How Island Engineers Build Businesses, Not Just Features
A joint perspective from Island’s VP Product and VP R&D

Since Island’s founding, we’ve devoted as much energy to how we build as to what we build. This starts with a deceptively simple question that guides every decision: How can individual engineers make a continuously growing impact, from developing their first feature to leading their own business domain?
We were very deliberate about building a culture inside the Island Engineering & Product org that enabled them to do just that. Below is a look at the core principles underneath it all and what we learned along the way.
1. Talent density
The most important thing for any company is its talent and trust. For us, it’s not a cliche or rhetoric — it’s reality. At Island, we don’t hand out bonuses or compensation for bringing a friend to work with us. And still, 90% of those in our engineering and product teams were referred by a friend working here. People bring their friends and colleagues because they believe it will be fun to work with them, and/or those friends will significantly contribute to our success. This culture has developed into a massive talent density.
2. Infrastructure first
During Island’s first two years, most of our engineering efforts went into our product and development infrastructure — from the browser’s deployment pipelines, to policy engines, telemetry, CI/CD capabilities, cloud architecture, and more. All this happened before even a single business feature shipped. The rationale behind this decision was simple:
- We realized that building an Enterprise Browser was going to be extremely complex
- We understood our product needed to be enterprise-grade from day one.
At that point, we understood it was time to move to the next phase, the business-focused phase, (not that investing in infrastructure ever stops), which led to the creation of the ‘islands’ model.
3. The ‘islands’ model
We organize around islands: cross‑functional mini‑startups that own an entire business domain. Each island includes an engineering manager, a product manager, developers with all the relevant expertise, and any other roles needed to make that island successful.
The ‘islands’ model is tightly connected to how we view our product. We treat the browser as the platform on top of which we deliver different products to our customers. Each island delivers its products independently, which is the key to Island’s scalability as a company. From roadmap planning and architecture to GTM metrics, each island is its own end-to-end owner over its domain.
With the browser already running on millions of endpoints across hundreds of enterprises, each island enjoys a near‑instant feedback loop. Usage telemetry and customer conversations reveal whether an idea deserves more oxygen, often within only a couple of weeks.
Turns out, our patient investment in infrastructure early on paid off. Today, a relatively small island can ship a brand-new, production-ready module within weeks due to having its own independent architecture and being built on top of Chromium — both a competitive advantage.
4. An Engineer’s journey from feature to business
Let’s examine what the journey of a new developer or product manager at Island looks like, from onboarding onto a specific Island to leading a major business line.
A typical two-year path might look something like this (actual timelines vary):
- Onboarding Phase: Tackle a customer feature request. Execute a small enhancement within an existing module, with a clear impact on target customers
- Ramp-Up Phase: Own a medium/large feature. Lead a new feature within your island, or be a key contributor to a larger-scale project.
- 12-18 Months: Launch a new module. Typically within an existing island, from design to implementation to go-to-market.
- 18 Months and beyond: Seed a new island. Be one of the lead developers or product managers who form a new island, focused on a new business domain.
With Island continuously growing, this trajectory creates an individual growth path for new challenges — whether technical, product, or business-related — and ensures we have people with the right skills and experience available across the verticals where our product is expanding.

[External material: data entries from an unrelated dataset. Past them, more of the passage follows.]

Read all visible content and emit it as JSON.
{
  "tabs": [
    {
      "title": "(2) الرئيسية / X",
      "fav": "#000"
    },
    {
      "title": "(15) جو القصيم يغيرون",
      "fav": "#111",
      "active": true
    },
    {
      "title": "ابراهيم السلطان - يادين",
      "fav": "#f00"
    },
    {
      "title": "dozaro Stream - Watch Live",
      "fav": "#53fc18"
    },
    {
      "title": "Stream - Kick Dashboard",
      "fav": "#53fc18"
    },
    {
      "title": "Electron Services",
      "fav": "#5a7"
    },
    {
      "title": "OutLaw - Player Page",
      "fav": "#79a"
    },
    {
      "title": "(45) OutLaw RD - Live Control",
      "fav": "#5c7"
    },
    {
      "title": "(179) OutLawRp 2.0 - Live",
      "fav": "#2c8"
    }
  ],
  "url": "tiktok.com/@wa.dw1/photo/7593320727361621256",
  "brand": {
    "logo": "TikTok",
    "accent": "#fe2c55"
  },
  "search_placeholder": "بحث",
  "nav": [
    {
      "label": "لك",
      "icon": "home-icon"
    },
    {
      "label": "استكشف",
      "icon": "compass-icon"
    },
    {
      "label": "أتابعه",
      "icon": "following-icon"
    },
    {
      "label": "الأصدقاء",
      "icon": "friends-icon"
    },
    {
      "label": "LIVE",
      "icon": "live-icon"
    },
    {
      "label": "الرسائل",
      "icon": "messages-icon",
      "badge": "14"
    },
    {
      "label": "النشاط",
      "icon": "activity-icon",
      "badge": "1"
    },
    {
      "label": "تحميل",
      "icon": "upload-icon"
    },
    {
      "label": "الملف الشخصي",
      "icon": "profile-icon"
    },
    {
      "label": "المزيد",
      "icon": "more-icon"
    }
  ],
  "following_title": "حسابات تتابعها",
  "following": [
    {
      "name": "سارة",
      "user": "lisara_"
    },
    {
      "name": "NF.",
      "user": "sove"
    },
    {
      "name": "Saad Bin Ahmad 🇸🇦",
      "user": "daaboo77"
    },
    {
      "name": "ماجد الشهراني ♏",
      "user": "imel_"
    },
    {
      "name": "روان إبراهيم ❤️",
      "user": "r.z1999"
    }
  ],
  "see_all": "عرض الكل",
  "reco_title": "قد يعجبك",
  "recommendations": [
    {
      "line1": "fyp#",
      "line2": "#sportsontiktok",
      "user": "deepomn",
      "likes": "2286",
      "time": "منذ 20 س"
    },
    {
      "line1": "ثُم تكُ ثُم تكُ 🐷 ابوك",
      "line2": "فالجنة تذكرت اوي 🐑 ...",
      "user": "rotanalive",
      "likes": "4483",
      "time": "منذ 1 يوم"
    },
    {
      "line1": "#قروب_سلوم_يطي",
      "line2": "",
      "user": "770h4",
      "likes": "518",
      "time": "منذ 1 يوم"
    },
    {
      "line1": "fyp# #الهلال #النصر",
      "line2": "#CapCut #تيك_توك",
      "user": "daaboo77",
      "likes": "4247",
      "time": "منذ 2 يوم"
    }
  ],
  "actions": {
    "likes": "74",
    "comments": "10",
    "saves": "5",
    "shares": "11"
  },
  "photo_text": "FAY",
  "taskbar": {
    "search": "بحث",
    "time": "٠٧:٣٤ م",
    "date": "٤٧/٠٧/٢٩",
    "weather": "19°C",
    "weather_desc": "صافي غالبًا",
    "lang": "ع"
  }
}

5. Engineering & Product — One Team
We view Product and Engineering as different expressions of the same craft: problem‑solving at scale. Decisions on architecture, UX, or commercial viability happen in the open, with people comfortably crossing traditional discipline lines all the time. We put whole business domains in the hands of newly formed islands, and we put our trust in their leaders — the product manager, engineering manager, designer, and technical leads. Ownership is evenly distributed: we hold product managers accountable for wrong technical decisions and engineers accountable for a customer requirement not being met — not just the other way around.

Conclusion — trusting the process
The islands model and the growth path of every single engineer and product manager is at the heart of our day-to-day work at Island. These principles, used to inform how we lead Product and Engineering, did not form overnight. We collected, learned, and fine-tuned them over our 5-year journey here at Island. Yet, they all serve the same goal — to pave the way for individuals to make a profound impact on Island’s long-term success while gaining the key skills, experience, and expertise that accelerate their career at Island and beyond.